Maher and MacFarlane on atheists and Emmys,
MAHER: And do you understand why people like you and I never win the Emmy?
MACFARLANE: Yes. Yes.
MAHER: Do you think that has something to do with it? Do you think they will not give —
MAHER: — an Emmy to an atheist?
MACFARLANE: I mean, it’s — I don’t know if it’s that specific, but I think it’s — I think the Emmys do tend to make safe choices.
MAHER: Well, you campaigned for it. You want that Emmy.
MACFARLANE: We do and we don’t.
MAHER: You’re still in that phase.
MACFARLANE: Our campaigns over the past couple of years have been — I kind of feel like our time to be nominated has passed. I don’t think we’re going to — the mailer that we sent out this year was pretty much — well, there it is right now.

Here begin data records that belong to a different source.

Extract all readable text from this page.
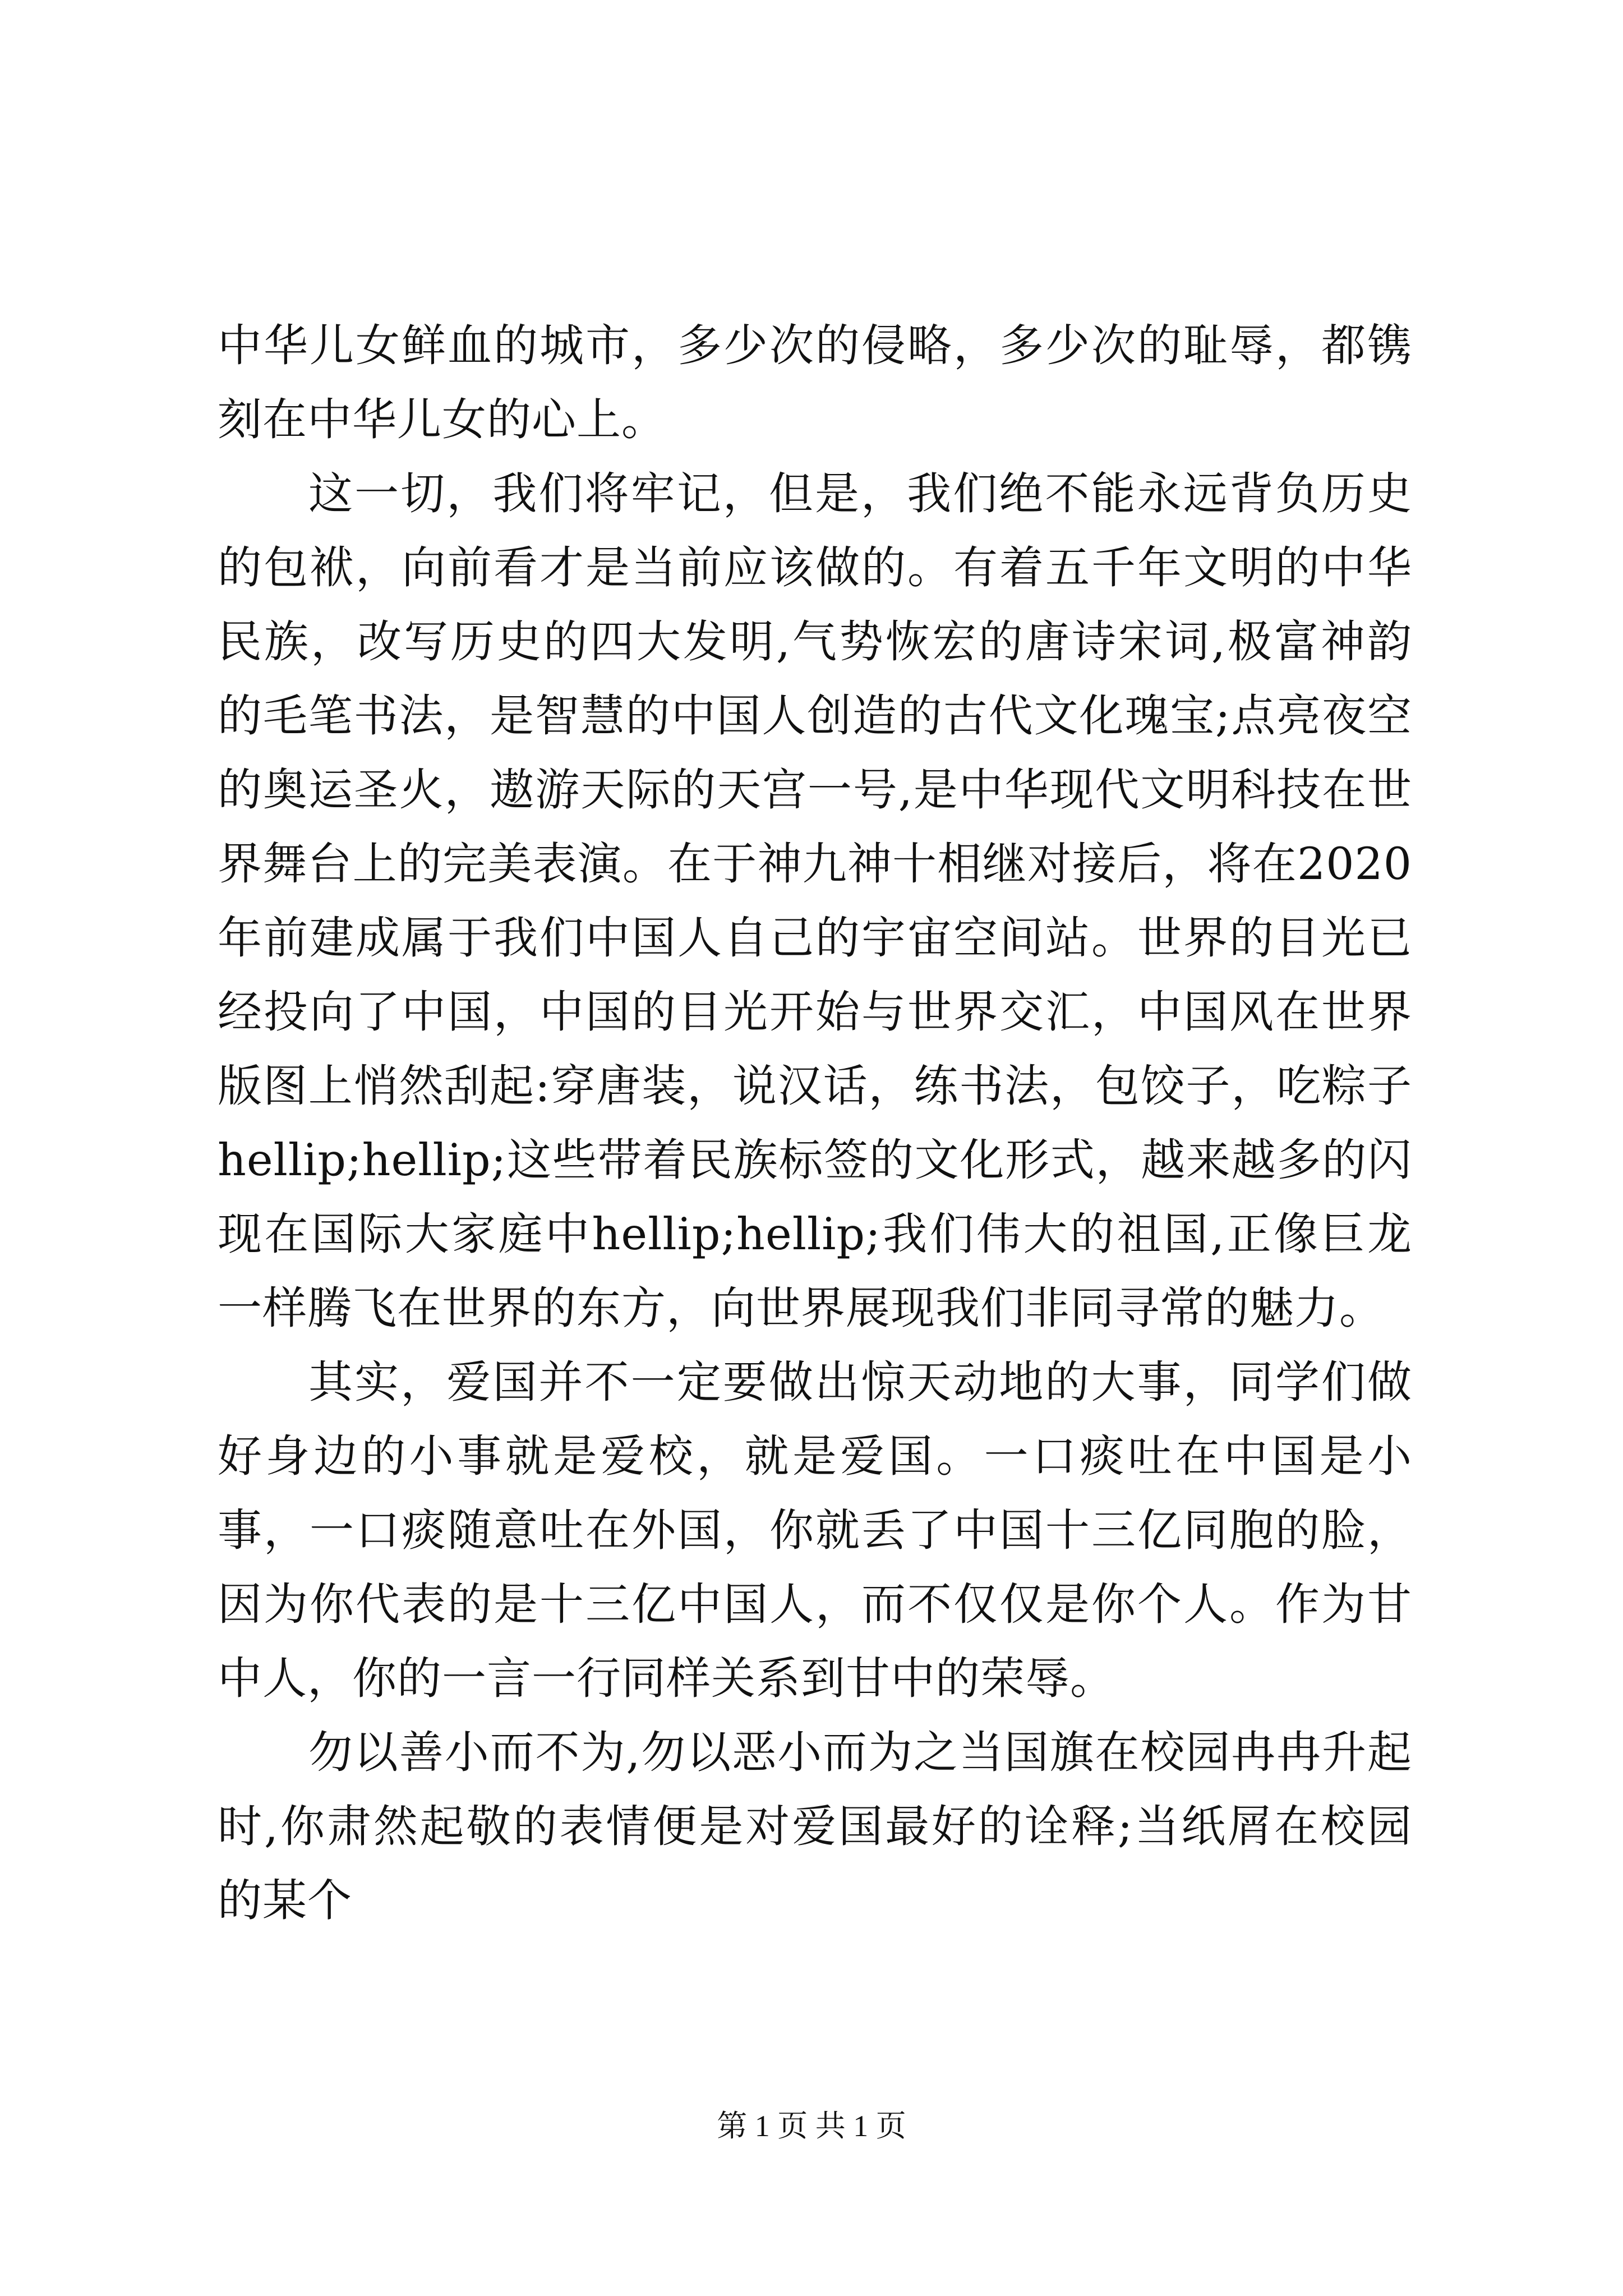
中华儿女鲜血的城市，多少次的侵略，多少次的耻辱，都镌刻在中华儿女的心上。

这一切，我们将牢记，但是，我们绝不能永远背负历史的包袱，向前看才是当前应该做的。有着五千年文明的中华民族，改写历史的四大发明,气势恢宏的唐诗宋词,极富神韵的毛笔书法，是智慧的中国人创造的古代文化瑰宝;点亮夜空的奥运圣火，遨游天际的天宫一号,是中华现代文明科技在世界舞台上的完美表演。在于神九神十相继对接后，将在2020年前建成属于我们中国人自己的宇宙空间站。世界的目光已经投向了中国，中国的目光开始与世界交汇，中国风在世界版图上悄然刮起:穿唐装，说汉话，练书法，包饺子，吃粽子hellip;hellip;这些带着民族标签的文化形式，越来越多的闪现在国际大家庭中hellip;hellip;我们伟大的祖国,正像巨龙一样腾飞在世界的东方，向世界展现我们非同寻常的魅力。

其实，爱国并不一定要做出惊天动地的大事，同学们做好身边的小事就是爱校，就是爱国。一口痰吐在中国是小事，一口痰随意吐在外国，你就丢了中国十三亿同胞的脸，因为你代表的是十三亿中国人，而不仅仅是你个人。作为甘中人，你的一言一行同样关系到甘中的荣辱。

勿以善小而不为,勿以恶小而为之当国旗在校园冉冉升起时,你肃然起敬的表情便是对爱国最好的诠释;当纸屑在校园的某个

第 1 页 共 1 页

As an illustration of how far to the right CNN has gone, the only clip they have from Maher’s guest hosting gig is MacFarlane talking about how much more an animated program like Family Guy can get away with in comparison to live action shows. It certainly seems like CNN would rather sweep Maher under the rug, and not let the conservatives that they are so desperate to court know that he was ever there.
Bill Maher brought a dose of facts and reality to now the tea party friendly Cable News Network, but his appearance is certain to give the right even more reason not to turn off Fox News. Since his one million dollar donation to Obama’s SuperPAC, Bill Maher has been the enemy de jour of the right. Maher was still Maher on CNN, just a bit toned down for basic cable compared to his anything goes HBO show.
For one brief hour sanity returned to CNN, in the form of Bill Maher. The fact that people on CNN’s airwaves would call for the government to do more, not less must have sent the network’s execs scrambling for the Tums. Even though nobody is watching, the few right wingers who did tune in must have been mortified to see Maher there debunking all of their sacred cows of faith. Science is good. Taking away a woman’s right to choose is bad. The government should regulate more, and even a Tupac mention.
How is CNN ever supposed to become Tea Party tee-vee if Maher keeps showing up and ruining the whole thing?
Bill Maher marched into Atlanta and burned down CNN’s tea party confederacy, and delivered a lesson in reality to a the little network that can’t generate viewers by trying to be Fox News lite.